In both of these stories, one of the best parts of the writing process was coming up with the characters’ names. I think everyone should have a pirate name and/or a monster name. What’s yours?

Leslie Kimmelman
10/18

trickarrrtreat ValentineFrankenstein

Distress? De-Stress!

I have two board books out this year--actually my first books ever to be published originally in board book editions. Both of them, I hope, are books that are particularly helpful in these tumultuous times. See what you think!

The first, which just came out in May, is called Here Come the Helpers. When there are emergencies, when things go wrong, follow Mister Rogers's advice and "look for the helpers." On each page, uh-oh, there's another emergency, and young kids can see everyone working together to make things right again--to put out the fire, to helicopter people to safety, to tow the car, and so on. It doesn't hurt that the helpers are adorable animals of all species. The illustrator, Barbara Bakos, is magnificent.

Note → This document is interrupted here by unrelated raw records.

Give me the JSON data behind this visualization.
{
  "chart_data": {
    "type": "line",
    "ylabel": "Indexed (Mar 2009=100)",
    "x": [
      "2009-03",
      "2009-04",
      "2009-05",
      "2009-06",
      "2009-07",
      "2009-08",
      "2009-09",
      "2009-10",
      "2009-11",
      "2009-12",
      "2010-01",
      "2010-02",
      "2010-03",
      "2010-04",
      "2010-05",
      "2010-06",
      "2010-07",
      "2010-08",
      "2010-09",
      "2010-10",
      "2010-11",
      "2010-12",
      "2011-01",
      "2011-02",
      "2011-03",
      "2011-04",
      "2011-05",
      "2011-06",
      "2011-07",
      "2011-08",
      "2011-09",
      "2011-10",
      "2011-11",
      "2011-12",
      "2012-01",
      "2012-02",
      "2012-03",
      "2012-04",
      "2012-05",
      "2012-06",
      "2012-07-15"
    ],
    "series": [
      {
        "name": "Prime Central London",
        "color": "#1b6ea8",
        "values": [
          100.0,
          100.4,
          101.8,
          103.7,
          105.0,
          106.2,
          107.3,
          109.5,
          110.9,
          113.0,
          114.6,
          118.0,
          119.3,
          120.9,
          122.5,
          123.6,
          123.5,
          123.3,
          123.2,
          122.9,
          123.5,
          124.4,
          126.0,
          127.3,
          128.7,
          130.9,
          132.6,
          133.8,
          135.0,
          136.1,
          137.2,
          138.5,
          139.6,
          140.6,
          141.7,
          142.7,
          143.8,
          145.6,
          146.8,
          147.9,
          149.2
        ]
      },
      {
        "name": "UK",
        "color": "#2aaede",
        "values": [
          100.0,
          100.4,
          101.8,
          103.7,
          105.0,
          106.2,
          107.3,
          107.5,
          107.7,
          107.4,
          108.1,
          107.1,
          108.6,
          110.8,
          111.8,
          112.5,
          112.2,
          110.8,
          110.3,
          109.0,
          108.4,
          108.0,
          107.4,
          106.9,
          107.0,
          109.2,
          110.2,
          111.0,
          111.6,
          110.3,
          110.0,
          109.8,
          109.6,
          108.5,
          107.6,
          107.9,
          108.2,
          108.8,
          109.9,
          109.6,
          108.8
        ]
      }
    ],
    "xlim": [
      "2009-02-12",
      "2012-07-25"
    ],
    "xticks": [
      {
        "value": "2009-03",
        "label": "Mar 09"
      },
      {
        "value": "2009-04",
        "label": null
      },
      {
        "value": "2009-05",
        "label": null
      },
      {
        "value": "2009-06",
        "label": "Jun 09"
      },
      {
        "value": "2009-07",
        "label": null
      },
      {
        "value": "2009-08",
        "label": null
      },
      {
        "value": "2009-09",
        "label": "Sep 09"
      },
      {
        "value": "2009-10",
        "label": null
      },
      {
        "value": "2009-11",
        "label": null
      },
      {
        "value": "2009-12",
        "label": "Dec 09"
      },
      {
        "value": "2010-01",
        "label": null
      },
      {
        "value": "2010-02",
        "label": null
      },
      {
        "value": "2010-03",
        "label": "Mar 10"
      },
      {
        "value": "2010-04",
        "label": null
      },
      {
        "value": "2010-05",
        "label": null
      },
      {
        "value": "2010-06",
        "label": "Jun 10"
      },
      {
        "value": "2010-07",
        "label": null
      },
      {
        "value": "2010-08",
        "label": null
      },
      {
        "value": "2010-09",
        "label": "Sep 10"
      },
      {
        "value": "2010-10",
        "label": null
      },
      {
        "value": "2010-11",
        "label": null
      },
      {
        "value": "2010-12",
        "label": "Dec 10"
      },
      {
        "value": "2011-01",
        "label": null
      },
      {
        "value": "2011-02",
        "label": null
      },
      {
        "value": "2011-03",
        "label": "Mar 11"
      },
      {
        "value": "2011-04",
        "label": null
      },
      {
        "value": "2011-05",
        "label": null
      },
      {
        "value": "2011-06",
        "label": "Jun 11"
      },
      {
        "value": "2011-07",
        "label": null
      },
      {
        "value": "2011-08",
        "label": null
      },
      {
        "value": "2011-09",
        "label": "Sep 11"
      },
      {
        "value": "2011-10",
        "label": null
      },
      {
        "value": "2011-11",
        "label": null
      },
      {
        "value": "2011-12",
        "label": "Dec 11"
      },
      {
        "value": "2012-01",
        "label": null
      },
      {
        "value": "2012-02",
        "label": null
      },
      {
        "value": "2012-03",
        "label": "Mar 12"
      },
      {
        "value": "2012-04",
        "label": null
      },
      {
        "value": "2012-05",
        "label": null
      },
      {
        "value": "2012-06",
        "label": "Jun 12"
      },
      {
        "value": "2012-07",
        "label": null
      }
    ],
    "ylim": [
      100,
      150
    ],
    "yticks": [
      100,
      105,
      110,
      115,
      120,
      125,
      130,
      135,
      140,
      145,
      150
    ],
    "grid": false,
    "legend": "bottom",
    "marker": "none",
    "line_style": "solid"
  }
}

The second book, Belly Breathe, will be available on October 1. I don't know about anyone else, but I've been doing a lot of belly breathing this year. It totally works to get me down off the ledge. This book also has an array of charming animals (by illustrator Lindsey Dale-Scott), as well as people, who belly breathe, jelly breathe, furry breathe, and purry breathe their way to perfect calm and tranquility.